Histoire invraisemblable, filant sans s’arrêter entre le toc conscient, vain et plat du décorum sans âme des situations sociales qui se donnent à voir elles-mêmes (la pièce privée du restaurant qui « donne » d’un côté sur une chambre fermée, de l’autre avec un balcon sur la piste de dance; scène « plate » du jardin où lui et elle nous font face longuement, entourés d’un décor de jungle artificielle; mais autant l’appartement modeste où à chaque fois qu’on ouvre une porte, se cache le petit argent decompté sous à sous) et le regard distancié, ironique, amer, d’un sans-place qui joue un bon moment le rôle de l’écran entre toutes les classes, uniquement bourgeoises, des plus modestes (à tous les sens du terme) aux plus aisées et indifférentes, pour les tourner en dérision mais sans plus d’effet, au final, qu’un peu d’amertume déposée sur toute chose.
Cette satire implacable, froide et désabusée de la publicité et, allant, du jeu social, est incarnée par Vittorio de Sica en 1943 (ironie de plus).

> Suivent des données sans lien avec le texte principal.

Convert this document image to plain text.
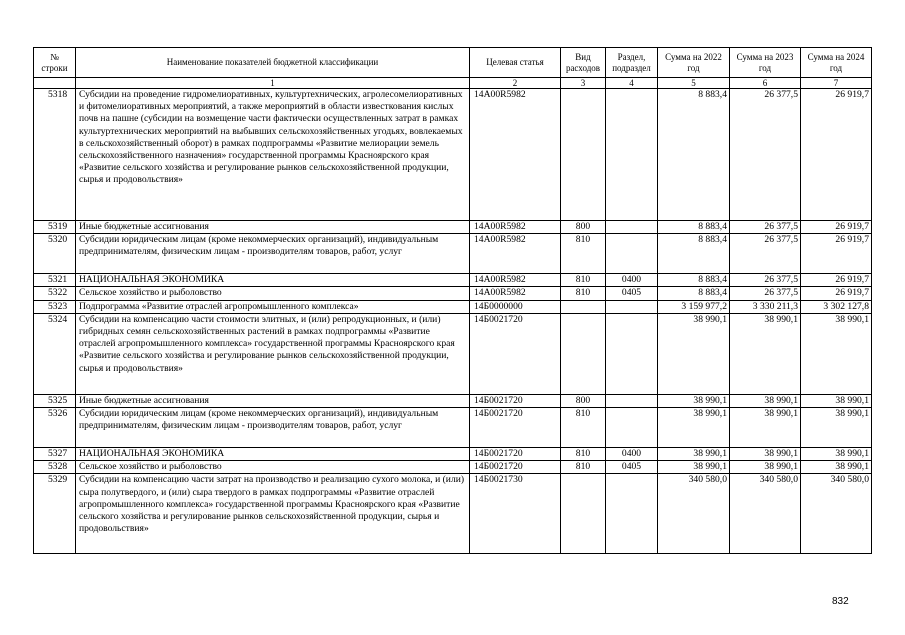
№ строки	Наименование показателей бюджетной классификации	Целевая статья	Вид расходов	Раздел, подраздел	Сумма на 2022 год	Сумма на 2023 год	Сумма на 2024 год
	1	2	3	4	5	6	7
5318	Субсидии на проведение гидромелиоративных, культуртехнических, агролесомелиоративных и фитомелиоративных мероприятий, а также мероприятий в области известкования кислых почв на пашне (субсидии на возмещение части фактически осуществленных затрат в рамках культуртехнических мероприятий на выбывших сельскохозяйственных угодьях, вовлекаемых в сельскохозяйственный оборот) в рамках подпрограммы «Развитие мелиорации земель сельскохозяйственного назначения» государственной программы Красноярского края «Развитие сельского хозяйства и регулирование рынков сельскохозяйственной продукции, сырья и продовольствия»	14А00R5982			8 883,4	26 377,5	26 919,7
5319	Иные бюджетные ассигнования	14А00R5982	800		8 883,4	26 377,5	26 919,7
5320	Субсидии юридическим лицам (кроме некоммерческих организаций), индивидуальным предпринимателям, физическим лицам - производителям товаров, работ, услуг	14А00R5982	810		8 883,4	26 377,5	26 919,7
5321	НАЦИОНАЛЬНАЯ ЭКОНОМИКА	14А00R5982	810	0400	8 883,4	26 377,5	26 919,7
5322	Сельское хозяйство и рыболовство	14А00R5982	810	0405	8 883,4	26 377,5	26 919,7
5323	Подпрограмма «Развитие отраслей агропромышленного комплекса»	14Б0000000			3 159 977,2	3 330 211,3	3 302 127,8
5324	Субсидии на компенсацию части стоимости элитных, и (или) репродукционных, и (или) гибридных семян сельскохозяйственных растений в рамках подпрограммы «Развитие отраслей агропромышленного комплекса» государственной программы Красноярского края «Развитие сельского хозяйства и регулирование рынков сельскохозяйственной продукции, сырья и продовольствия»	14Б0021720			38 990,1	38 990,1	38 990,1
5325	Иные бюджетные ассигнования	14Б0021720	800		38 990,1	38 990,1	38 990,1
5326	Субсидии юридическим лицам (кроме некоммерческих организаций), индивидуальным предпринимателям, физическим лицам - производителям товаров, работ, услуг	14Б0021720	810		38 990,1	38 990,1	38 990,1
5327	НАЦИОНАЛЬНАЯ ЭКОНОМИКА	14Б0021720	810	0400	38 990,1	38 990,1	38 990,1
5328	Сельское хозяйство и рыболовство	14Б0021720	810	0405	38 990,1	38 990,1	38 990,1
5329	Субсидии на компенсацию части затрат на производство и реализацию сухого молока, и (или) сыра полутвердого, и (или) сыра твердого в рамках подпрограммы «Развитие отраслей агропромышленного комплекса» государственной программы Красноярского края «Развитие сельского хозяйства и регулирование рынков сельскохозяйственной продукции, сырья и продовольствия»	14Б0021730			340 580,0	340 580,0	340 580,0
832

C. arrive à montrer l’essentiel, surprendre par un montage venu toujours à point nommé découper les visages, pour leur imprimer une fatalité de solitude, un non rapport avec les autres, et y laisser un soupçon de tendresse supérieure et distante pour ces êtres exposés, sans qu’on ne cerne rien, au fond, de leurs motivations profondes, victimes qu’ils sont de toute situation du tournage.
Cruauté presqu’en indifférente (c’est le destin du Scénario) et gêne à tous les étages que rien ne semble racheter. Gêne non du pouvoir, de la séduction, ni même de l’argent : gêne essentielle à ce que des sentiments véritables, chez les personnages, puissent s’échapper de situations entièrement fausses, aux prolongations totalement bouchées, sans espoir de vérité ni de mouvement à l’horizon. On sent là toute la tradition de la comédie italienne mais aussi une lucidité qui va jusqu’au bout (où pointe la conscience d’un futur faiseur de mélodrame qui sait où il va) et considère la vie comme essentiellement enfermée et tuée par les apparences (étrange conscience pour un cinéaste).
L’apparition du directeur de magasin, très réussie, comme un pauvre ère, un juif russe (on pense à Yvan le Terrible de S. M. E. et sa barbiche, comme sécularisé — cf. photo), être surnaturel en plus, qui est dans les rêves (un nuage eclairé, des étincelles etc.), au nom évocateur Tuns (thunes?), aussi bien anglais allemand, pas de ce monde. Une mélancolie spécifique à la tristesse des halls d’entrée (c’est la nuit, tout le monde est parti vaquer à sa vie hors du travail, ne reste que le vieux gardien endimanché par sa fonction), ce lieu d’entrées-sorties coïncidant tellement avec le moment ce moment de révolution abstraite (le téléphone) et l’espérance naïve de l’escroc que ce cœur film, où chacun prend le temps de sentir la soupe du pauvre, est sans doute, entre deux murs, le cœur secret du film.